While Dubai appears to have been the trigger for the counter-terrorist reactions, the device found in England was one of the first indications of a real threat. A BBC report states that at 3:28am Friday morning a suspicious package was found in a central England UPS distribution center located at the East Midlands airport. The report stated that the device found in England was not a bomb, but ‘potentially sinister’. The language with which the device was characterized started the ‘dry run’ theories. That device has sense gone to a laboratory for examination. CNN provided an image of the device. Another CNN report suggested that the explosives in these devices may be up to twice as potent as that used by the underwear bomber:
Two suspicious packages found abroad that were bound for Jewish organizations in the United States contained a massive amount of explosive material that — had the suspected terror plot not been thwarted — would have triggered a powerful blast, a source close to the investigation said Friday..
..By comparison, the source said the two devices found Friday contained multiple times more PETN.
And of course, the report contained our favorite phrase of the day:
The TSA said authorities acted “out of an abundance of caution.”
No official statement has been made as to those behind the plot, but a report from Guardian.co.uk now states that U.S. officials believe that the mastermind of the Cargo plane bomb plot is none other than the New Mexico born Islamic cleric, Anwar al-Awlaki. As if to confirm the Guardian report, at a Friday afternoon press conference the President confirmed that the packages originated from Yemen and that at least one package found in the last 24 hours contained explosives.
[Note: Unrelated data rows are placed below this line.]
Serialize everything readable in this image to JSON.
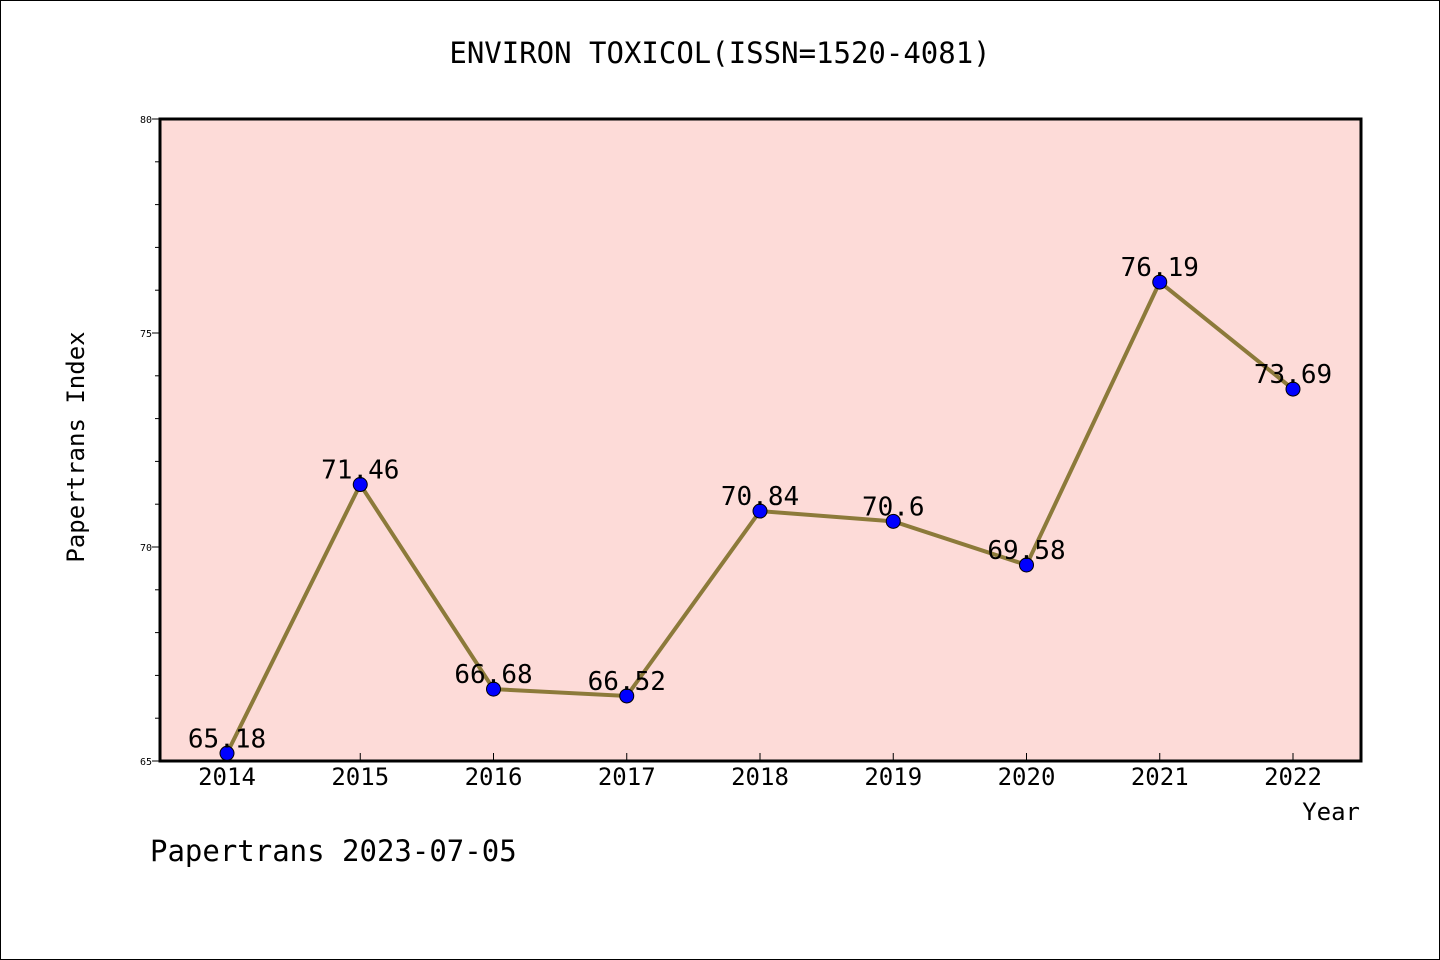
{
  "chart_data": {
    "type": "line",
    "title": "ENVIRON TOXICOL(ISSN=1520-4081)",
    "xlabel": "Year",
    "ylabel": "Papertrans Index",
    "categories": [
      "2014",
      "2015",
      "2016",
      "2017",
      "2018",
      "2019",
      "2020",
      "2021",
      "2022"
    ],
    "series": [
      {
        "values": [
          65.18,
          71.46,
          66.68,
          66.52,
          70.84,
          70.6,
          69.58,
          76.19,
          73.69
        ],
        "labels": [
          "65.18",
          "71.46",
          "66.68",
          "66.52",
          "70.84",
          "70.6",
          "69.58",
          "76.19",
          "73.69"
        ]
      }
    ],
    "ylim": [
      65,
      80
    ],
    "yticks": [
      65,
      70,
      75,
      80
    ],
    "ytick_labels": [
      "65",
      "70",
      "75",
      "80"
    ],
    "grid": false,
    "colors": {
      "plot_background": "#fddbd8",
      "line": "#8c7a3a",
      "marker": "#0000ff"
    }
  },
  "footer": "Papertrans 2023-07-05"
}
Obama also hinted that Al Qaeda in the Arabian Peninsula is connected, but he stopped short of directly blaming the organization. The President asserted that the government will spare no effort in tracking down the exact source of the packages.
Many preventative actions have been taken as a result of Friday:
- The Department of Homeland Security increased aviation security level to Orange (high), while leaving the Nation threat level at Yellow (elevated).
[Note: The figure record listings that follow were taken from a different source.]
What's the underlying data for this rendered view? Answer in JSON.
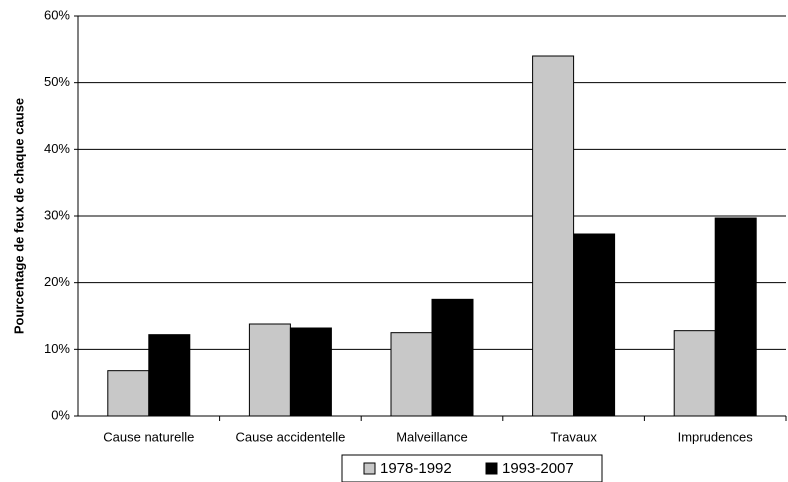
{
  "chart_data": {
    "type": "bar",
    "y_label": "Pourcentage de feux de chaque cause",
    "categories": [
      "Cause naturelle",
      "Cause accidentelle",
      "Malveillance",
      "Travaux",
      "Imprudences"
    ],
    "series": [
      {
        "name": "1978-1992",
        "color": "#c8c8c8",
        "values": [
          6.8,
          13.8,
          12.5,
          54,
          12.8
        ]
      },
      {
        "name": "1993-2007",
        "color": "#000000",
        "values": [
          12.2,
          13.2,
          17.5,
          27.3,
          29.7
        ]
      }
    ],
    "ylim": [
      0,
      60
    ],
    "yticks": [
      {
        "value": 0,
        "label": "0%"
      },
      {
        "value": 10,
        "label": "10%"
      },
      {
        "value": 20,
        "label": "20%"
      },
      {
        "value": 30,
        "label": "30%"
      },
      {
        "value": 40,
        "label": "40%"
      },
      {
        "value": 50,
        "label": "50%"
      },
      {
        "value": 60,
        "label": "60%"
      }
    ],
    "grid": true,
    "legend": "bottom"
  }
}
- Fedex is now halting all shipments from Yemen.
- East Midlands Airport’s freight area remains shut down
The Yemen bomb plot created a very wary environment where many false alarms were triggered:
- Emerites Air flight #201 en route from Dubai to New York’s JFK airport landed safely (and on-time) while having been escorted by two F-15 fighter jets. The reason for the escort was suspicion of a package from Yemen on the airplane. The FBI’s investigation of the airplane’s cargo yielded no package from Yemen.
- Six suspicious packages were removed from planes in Philadelphia and have been deemed ‘not a threat’, but planes remained on the ground for several hours
- Plane in Newark, NJ was cleared on to its destination after the suspicious packages had been off-loaded to trucks. This led to UPS trucks in Brooklyn and Queens, NY being stopped and searched. No suspicious materials found.
- Suspicious package had been found near the courthouse in Portland, Maine and was found to be no threat.
- Suspected package on Market St. in front of Bank of America building in downtown San Fransisco now given “All Clear”
- New York City police investigated UPS trucks in Brooklyn and Queens, NY. NYPD has cleared the trucks and released them without incident.
Yemen authorities arrested Hanan al Samawi on Saturday under suspicion that the 22 year-old female computer science student had sent the packages containing the bombs. According the NBC News, her lawyer says that Samawi is being setup and had nothing to do wit the terror plot.
Abdul Rahman Barman confirmed that al Samawi’s phone number was on the packages, but he said he believes it was used by some other entity, NBC News said. He also said al-Qaida does not leave obvious traces in its operations
On Sunday it was discovered that some of the devices were set to explode over Western cities, conflicting with reports that the devices were aimed at Chicago area religious institutions.